Une enseignante en a assez des frasques du tyran de la classe — elle prend cette mesure pour lui donner, ainsi qu’à ses parents qui se croient tout permis, une bonne leçon…

Le cas de plagiat s’est produit en novembre, lors d’un devoir de récit personnel. Les élèves devaient écrire sur un souvenir qui les avait marqués. Brennan a rendu deux pages dans lesquelles il racontait avoir regardé son grand-père restaurer une vieille voiture — l’odeur de l’huile de moteur, les mains sûres de son grand-père, la lumière de l’après-midi filtrant à travers la fenêtre du garage.

C’était un récit précis et discrètement émouvant, mais ce n’était pas le sien.

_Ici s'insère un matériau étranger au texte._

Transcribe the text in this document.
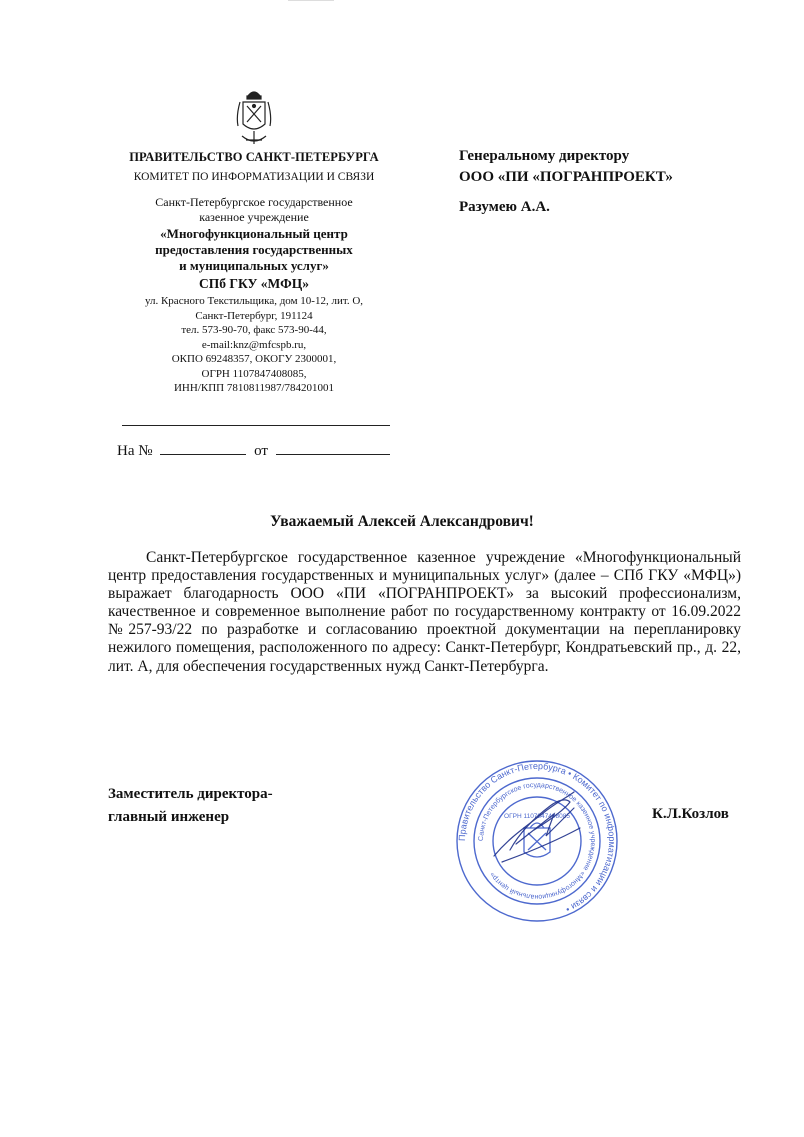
ПРАВИТЕЛЬСТВО САНКТ-ПЕТЕРБУРГА
КОМИТЕТ ПО ИНФОРМАТИЗАЦИИ И СВЯЗИ
Санкт-Петербургское государственное
казенное учреждение
«Многофункциональный центр
предоставления государственных
и муниципальных услуг»
СПб ГКУ «МФЦ»
ул. Красного Текстильщика, дом 10-12, лит. О,
Санкт-Петербург, 191124
тел. 573-90-70, факс 573-90-44,
e-mail:knz@mfcspb.ru,
ОКПО 69248357, ОКОГУ 2300001,
ОГРН 1107847408085,
ИНН/КПП 7810811987/784201001
На №	от
Генеральному директору
ООО «ПИ «ПОГРАНПРОЕКТ»
Разумею А.А.
Уважаемый Алексей Александрович!
Санкт-Петербургское государственное казенное учреждение «Многофункциональный центр предоставления государственных и муниципальных услуг» (далее – СПб ГКУ «МФЦ») выражает благодарность ООО «ПИ «ПОГРАНПРОЕКТ» за высокий профессионализм, качественное и современное выполнение работ по государственному контракту от 16.09.2022 №257-93/22 по разработке и согласованию проектной документации на перепланировку нежилого помещения, расположенного по адресу: Санкт-Петербург, Кондратьевский пр., д. 22, лит. А, для обеспечения государственных нужд Санкт-Петербурга.
Заместитель директора-
главный инженер	К.Л.Козлов
Правительство Санкт-Петербурга • Комитет по информатизации и связи •
Санкт-Петербургское государственное казенное учреждение «Многофункциональный центр»
ОГРН 1107847408085
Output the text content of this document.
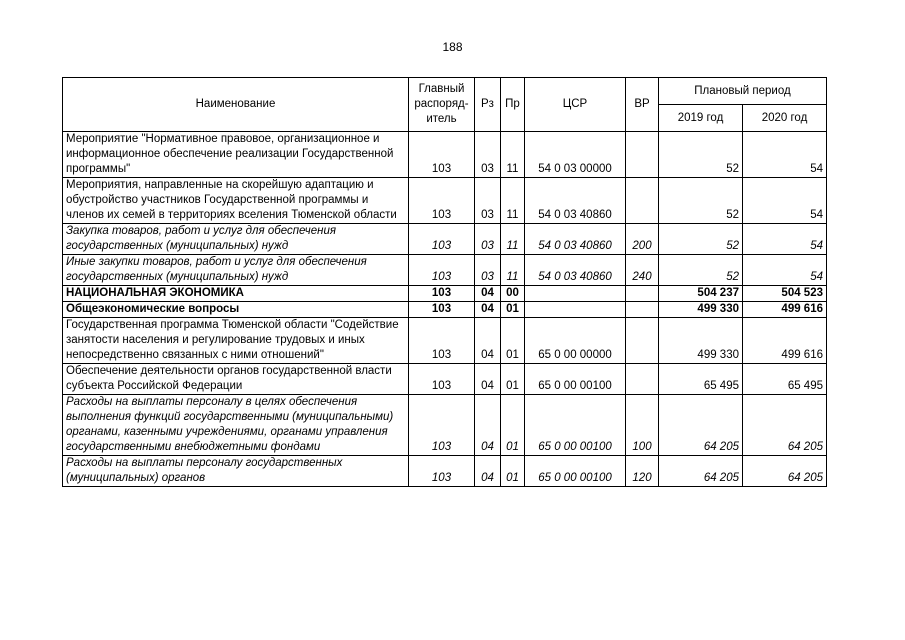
188
Наименование	Главный
распоряд-
итель	Рз	Пр	ЦСР	ВР	Плановый период	
						2019 год	2020 год
Мероприятие "Нормативное правовое, организационное и информационное обеспечение реализации Государственной программы"	103	03	11	54 0 03 00000		52	54
Мероприятия, направленные на скорейшую адаптацию и обустройство участников Государственной программы и членов их семей в территориях вселения Тюменской области	103	03	11	54 0 03 40860		52	54
Закупка товаров, работ и услуг для обеспечения государственных (муниципальных) нужд	103	03	11	54 0 03 40860	200	52	54
Иные закупки товаров, работ и услуг для обеспечения государственных (муниципальных) нужд	103	03	11	54 0 03 40860	240	52	54
НАЦИОНАЛЬНАЯ ЭКОНОМИКА	103	04	00			504 237	504 523
Общеэкономические вопросы	103	04	01			499 330	499 616
Государственная программа Тюменской области "Содействие занятости населения и регулирование трудовых и иных непосредственно связанных с ними отношений"	103	04	01	65 0 00 00000		499 330	499 616
Обеспечение деятельности органов государственной власти субъекта Российской Федерации	103	04	01	65 0 00 00100		65 495	65 495
Расходы на выплаты персоналу в целях обеспечения выполнения функций государственными (муниципальными) органами, казенными учреждениями, органами управления государственными внебюджетными фондами	103	04	01	65 0 00 00100	100	64 205	64 205
Расходы на выплаты персоналу государственных (муниципальных) органов	103	04	01	65 0 00 00100	120	64 205	64 205
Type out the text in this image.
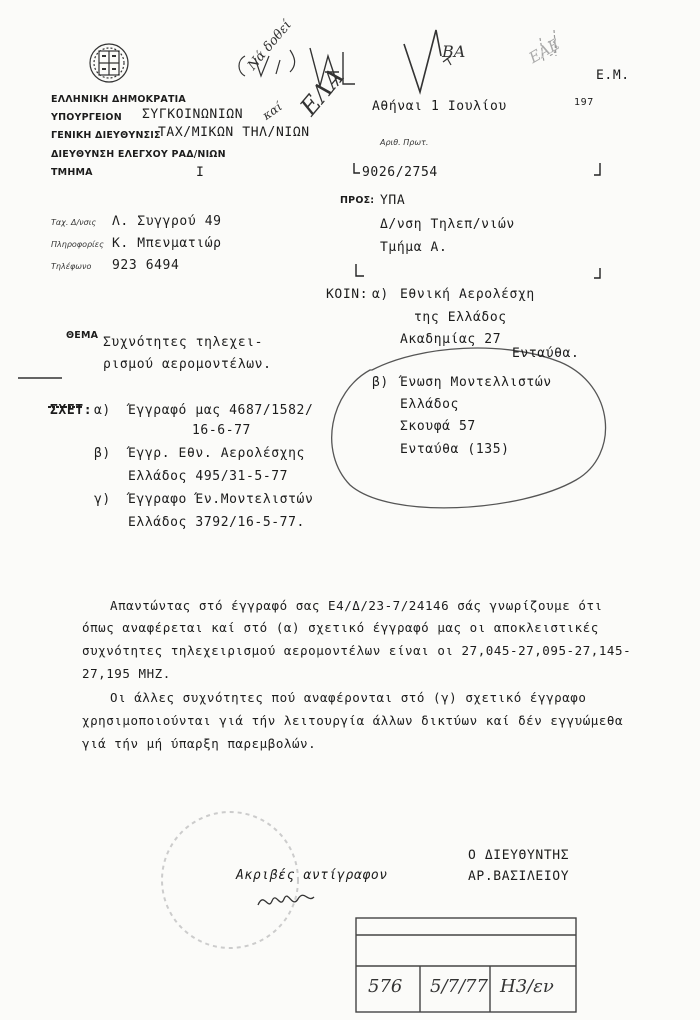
Νά δοθεί
καί ΕΛΑ
ΒΑ	ΕΑΕ
Ε.Μ.
ΕΛΛΗΝΙΚΗ ΔΗΜΟΚΡΑΤΙΑ
ΥΠΟΥΡΓΕΙΟΝ ΣΥΓΚΟΙΝΩΝΙΩΝ
ΓΕΝΙΚΗ ΔΙΕΥΘΥΝΣΙΣ
ΤΑΧ/ΜΙΚΩΝ ΤΗΛ/ΝΙΩΝ
ΔΙΕΥΘΥΝΣΗ ΕΛΕΓΧΟΥ ΡΑΔ/ΝΙΩΝ
ΤΜΗΜΑ	Ι
Ταχ. Δ/νσις Λ. Συγγρού 49
Πληροφορίες Κ. Μπενματιώρ
Τηλέφωνο 923 6494
Αθήναι 1 Ιουλίου	197
Αριθ. Πρωτ.
9026/2754
ΠΡΟΣ: ΥΠΑ
Δ/νση Τηλεπ/νιών
Τμήμα Α.
ΚΟΙΝ: α) Εθνική Αερολέσχη
της Ελλάδος
Ακαδημίας 27
Ενταύθα.
β) Ένωση Μοντελλιστών
Ελλάδος
Σκουφά 57
Ενταύθα (135)
ΘΕΜΑ Συχνότητες τηλεχει-
ρισμού αερομοντέλων.
ΣΧΕΤ: α) Έγγραφό μας 4687/1582/
16-6-77
β) Έγγρ. Εθν. Αερολέσχης
Ελλάδος 495/31-5-77
γ) Έγγραφο Έν.Μοντελιστών
Ελλάδος 3792/16-5-77.
Απαντώντας στό έγγραφό σας Ε4/Δ/23-7/24146 σάς γνωρίζουμε ότι
όπως αναφέρεται καί στό (α) σχετικό έγγραφό μας οι αποκλειστικές
συχνότητες τηλεχειρισμού αερομοντέλων είναι οι 27,045-27,095-27,145-
27,195 MHZ.
Οι άλλες συχνότητες πού αναφέρονται στό (γ) σχετικό έγγραφο
χρησιμοποιούνται γιά τήν λειτουργία άλλων δικτύων καί δέν εγγυώμεθα
γιά τήν μή ύπαρξη παρεμβολών.
Ο ΔΙΕΥΘΥΝΤΗΣ
ΑΡ.ΒΑΣΙΛΕΙΟΥ
Ακριβές αντίγραφον
576 5/7/77 Η3/εν
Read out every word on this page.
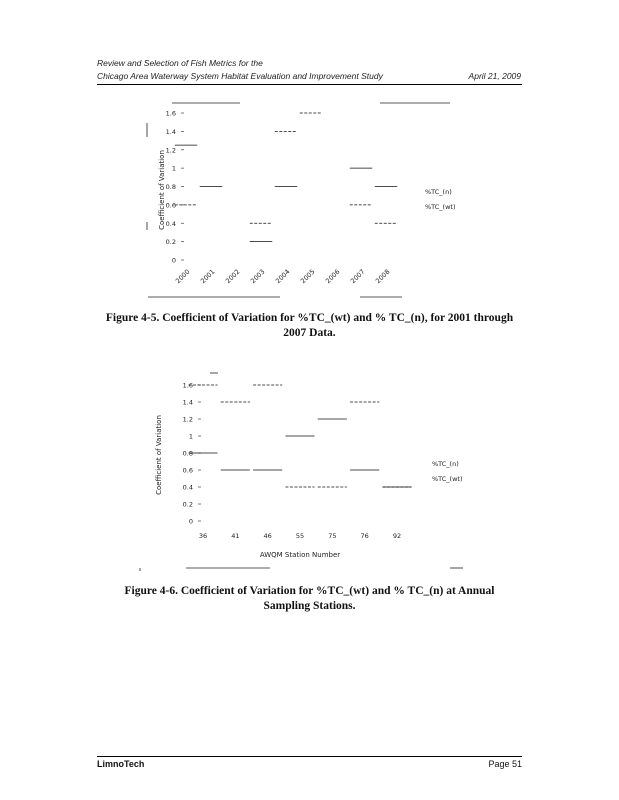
Review and Selection of Fish Metrics for the
Chicago Area Waterway System Habitat Evaluation and Improvement Study	April 21, 2009
Coefficient of Variation
0
0.2
0.4
0.6
0.8
1
1.2
1.4
1.6
2000 2001 2002 2003 2004 2005 2006 2007 2008
%TC_(n)
%TC_(wt)
Coefficient of Variation
AWQM Station Number
0
0.2
0.4
0.6
0.8
1
1.2
1.4
1.6
36	41	46	55	75	76	92
%TC_(n)
%TC_(wt)
Figure 4-5. Coefficient of Variation for %TC_(wt) and % TC_(n), for 2001 through
2007 Data.
Figure 4-6. Coefficient of Variation for %TC_(wt) and % TC_(n) at Annual
Sampling Stations.
LimnoTech	Page 51
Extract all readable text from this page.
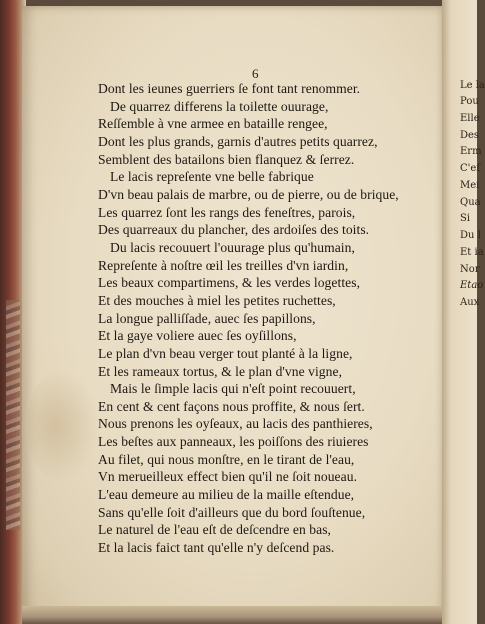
Le la
Pou
Elle
Des
Erm
C'eſ
Mei
Qua
Si
Du l
Et ia
Nor
Etao
Aux
6
Dont les ieunes guerriers ſe font tant renommer.
De quarrez differens la toilette ouurage,
Reſſemble à vne armee en bataille rengee,
Dont les plus grands, garnis d'autres petits quarrez,
Semblent des batailons bien flanquez & ſerrez.
Le lacis repreſente vne belle fabrique
D'vn beau palais de marbre, ou de pierre, ou de brique,
Les quarrez ſont les rangs des feneſtres, parois,
Des quarreaux du plancher, des ardoiſes des toits.
Du lacis recouuert l'ouurage plus qu'humain,
Repreſente à noſtre œil les treilles d'vn iardin,
Les beaux compartimens, & les verdes logettes,
Et des mouches à miel les petites ruchettes,
La longue palliſſade, auec ſes papillons,
Et la gaye voliere auec ſes oyſillons,
Le plan d'vn beau verger tout planté à la ligne,
Et les rameaux tortus, & le plan d'vne vigne,
Mais le ſimple lacis qui n'eſt point recouuert,
En cent & cent façons nous proffite, & nous ſert.
Nous prenons les oyſeaux, au lacis des panthieres,
Les beſtes aux panneaux, les poiſſons des riuieres
Au filet, qui nous monſtre, en le tirant de l'eau,
Vn merueilleux effect bien qu'il ne ſoit noueau.
L'eau demeure au milieu de la maille eſtendue,
Sans qu'elle ſoit d'ailleurs que du bord ſouſtenue,
Le naturel de l'eau eſt de deſcendre en bas,
Et la lacis faict tant qu'elle n'y deſcend pas.
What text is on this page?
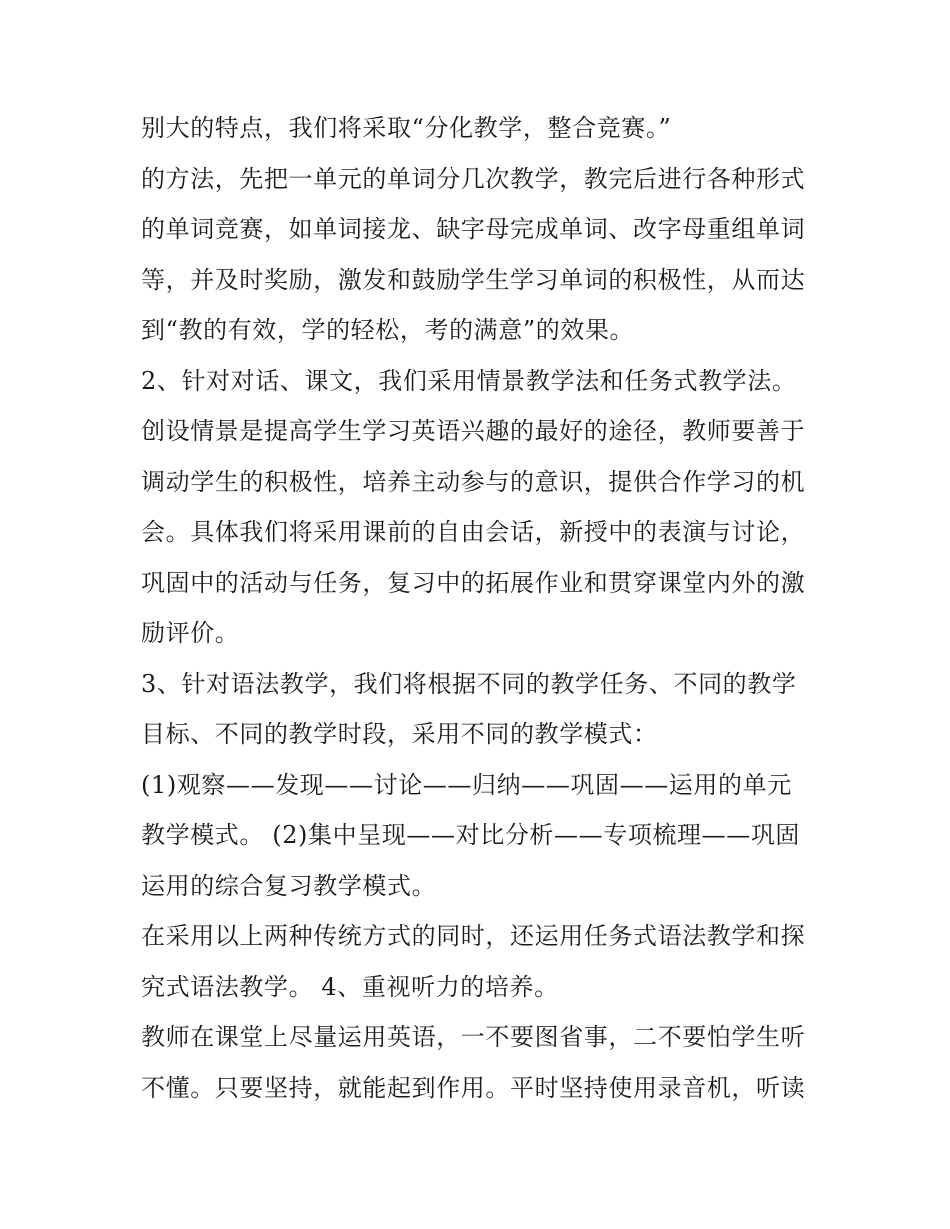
别大的特点，我们将采取“分化教学，整合竞赛。”
的方法，先把一单元的单词分几次教学，教完后进行各种形式
的单词竞赛，如单词接龙、缺字母完成单词、改字母重组单词
等，并及时奖励，激发和鼓励学生学习单词的积极性，从而达
到“教的有效，学的轻松，考的满意”的效果。
2、针对对话、课文，我们采用情景教学法和任务式教学法。
创设情景是提高学生学习英语兴趣的最好的途径，教师要善于
调动学生的积极性，培养主动参与的意识，提供合作学习的机
会。具体我们将采用课前的自由会话，新授中的表演与讨论，
巩固中的活动与任务，复习中的拓展作业和贯穿课堂内外的激
励评价。
3、针对语法教学，我们将根据不同的教学任务、不同的教学
目标、不同的教学时段，采用不同的教学模式：
(1)观察——发现——讨论——归纳——巩固——运用的单元
教学模式。 (2)集中呈现——对比分析——专项梳理——巩固
运用的综合复习教学模式。
在采用以上两种传统方式的同时，还运用任务式语法教学和探
究式语法教学。 4、重视听力的培养。
教师在课堂上尽量运用英语，一不要图省事，二不要怕学生听
不懂。只要坚持，就能起到作用。平时坚持使用录音机，听读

Mme Nair l’a lu deux fois après les cours, puis l’a soumis au logiciel de détection de plagiat de l’établissement. Il correspondait à 68 % d’un texte publié trois ans plus tôt sur un forum d’écriture amateur, le nom de l’auteur original figurant toujours dans les métadonnées du site.

Elle a suivi la procédure à la lettre. Elle a imprimé les deux documents côte à côte, rempli le formulaire d’intégrité académique, attribué un zéro à Brennan et envoyé un e-mail aux Holloway le soir même, en joignant les deux documents. La réponse est arrivée quarante minutes plus tard, de la part des deux parents, avec cette fois-ci en copie le responsable des relations avec les parents du district. L’objet du message était : « Grave préoccupation — accusation injuste à l’encontre de notre fils ». Elle l’a enregistré dans le dossier et est allée se coucher.